Two campaign issues
WASHINGTON ― Korea’s two public policy debates are receiving international attention as the opposition party seeks to nullify the Korea-U.S. free trade agreement and to scrap a naval base on Jeju Island.
The opposition party is now reversing the two most important public policies they had initiated without adequate explanation for changing its stance. If the opposition party is easily changing the public policy discourse, then it may not be a stable political party the public trusts. The presidential candidate four years ago and the former prime minister under President Roh Moo-hyun are now advocating the nullification. They contradict themselves, because they had advocated the trade pact for economic growth and prosperity and national security needed for peace under the Roh administration.
It is hard to understand their changing language and political behavior. Both of them are still loyal to the late Roh. Both of them are anxious to retake the power from the conservative governing party.
The Lee Myung-bak administration is not popular, but the opposition party’s criticisms on the Lee government’s completion of the Korea-U.S. trade pact and beginning of construction of the Jeju naval base are confusing the public.
The opposition party cannot survive if it thinks that the Korean economy will be fine without the American market and that national security will be fine without the Jeju naval base.
I hope God loves peace-loving people and protects the nation. But God is far from the Korean Peninsula. The opposition party’s attacking of the Lee government can hardly be acceptable to many rational citizens. Many Korean people think that the country cannot maintain the current economic status without its trade with the United States and cannot defend the seas surrounding Korea and sea lane communication without adequate naval forces in the South Sea.
Scrapping the trade pact will make the Korean economy a permanently under-developed economy and harm Korea’s competitive sectors, such as electronics, construction, automobiles and shipbuilding. Nullifying the trade pact will be pathetic and hilarious to the international community.
Stopping the construction of the naval base may harm the natural beauty of the island. However, the beauty of the island can be harmoniously balanced with the national security needs.
Constructing a harbor will change and damage nature but the government promised to preserve the beauty of the island as much as possible.
Idealistic environmentalists may deny all human construction of residential houses, schools, roads, industrial parks and sports complexes. We should preserve the primitive and virgin land and sea if we want to be idealistic environmentalists. We should not exist. They should not exist on Earth, if they want to conserve nature as it was.
Hawaii is still a paradise although it has Pearl Harbor with the Pacific Fleet Command. I am an environmentalist and a nature-loving poet, but I want to advocate national security and civilization over bucolic nature.
I was surprised to see an international network of anti-Jeju naval base activists in the United States and elsewhere. I did not know there were many foreign people loving Jeju Island. I appreciate their attention, but I will appreciate their care more when they advocate peace and civility in the Asian sea. I hope they are also interested in Korea’s national security and their international network condemning China’s protection of North Korean dictatorship committing crimes against humanity even at this moment as well as China’s growing military ambition.

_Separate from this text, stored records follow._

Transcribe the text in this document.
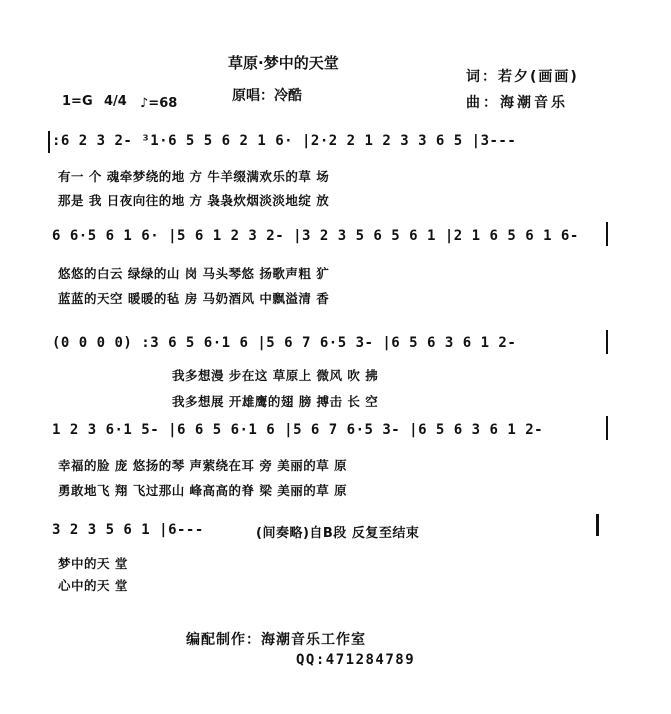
草原·梦中的天堂
原唱：冷酷
词：若夕(画画)
曲：海潮音乐
1=G 4/4 ♪=68
:6 2 3 2- ³1·6 5 5 6 2 1 6· |2·2 2 1 2 3 3 6 5 |3---
有一 个 魂牵梦绕的地 方 牛羊缀满欢乐的草 场
那是 我 日夜向往的地 方 袅袅炊烟淡淡地绽 放
6 6·5 6 1 6· |5 6 1 2 3 2- |3 2 3 5 6 5 6 1 |2 1 6 5 6 1 6-
悠悠的白云 绿绿的山 岗 马头琴悠 扬歌声粗 犷
蓝蓝的天空 暖暖的毡 房 马奶酒风 中飘溢清 香
(0 0 0 0) :3 6 5 6·1 6 |5 6 7 6·5 3- |6 5 6 3 6 1 2-
我多想漫 步在这 草原上 微风 吹 拂
我多想展 开雄鹰的翅 膀 搏击 长 空
1 2 3 6·1 5- |6 6 5 6·1 6 |5 6 7 6·5 3- |6 5 6 3 6 1 2-
幸福的脸 庞 悠扬的琴 声萦绕在耳 旁 美丽的草 原
勇敢地飞 翔 飞过那山 峰高高的脊 梁 美丽的草 原
3 2 3 5 6 1 |6---	(间奏略)自B段 反复至结束
梦中的天 堂
心中的天 堂
编配制作：海潮音乐工作室
QQ:471284789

In 2012, Korean politics will be focused on the two grandiose public policy issues. Opposition parties advocating nullification of the pact and the naval base will not go very far. Who knows? Mass democracy is not always rational. A left wind may sweep the Korean Peninsula.
The ruling Saenuri Party may be able to defend its two policies. I forecast that the Korean voters will make relatively easy decisions in the voting booths in April for National Assembly elections and in December for the presidential election.
The opposition coalition may be enormously powerful but its political stance on the two sensitive issues will be shaky, because the liberal Kim Dae-jung and Roh administrations had initiated the pact and the naval base for the nation’s economic prosperity and the nation’s security.
Once the opposition party deviates from the policies set by their liberal leaders, its legitimacy is not based on traditional leadership, but something else.
The nation will witness serious public policy debates between the defenders and attackers of the Korea-U.S. trade pact and the naval base. All elections are supposed to provide forums for political education for citizenship.
The Korean people will be mature and rational from a series of public policy debates during the campaign period. Citizenship requires mature and rational decision-making in the voting booths.
I hope Korean politics will make a turning point for mature and intelligent discourse of public policy this year.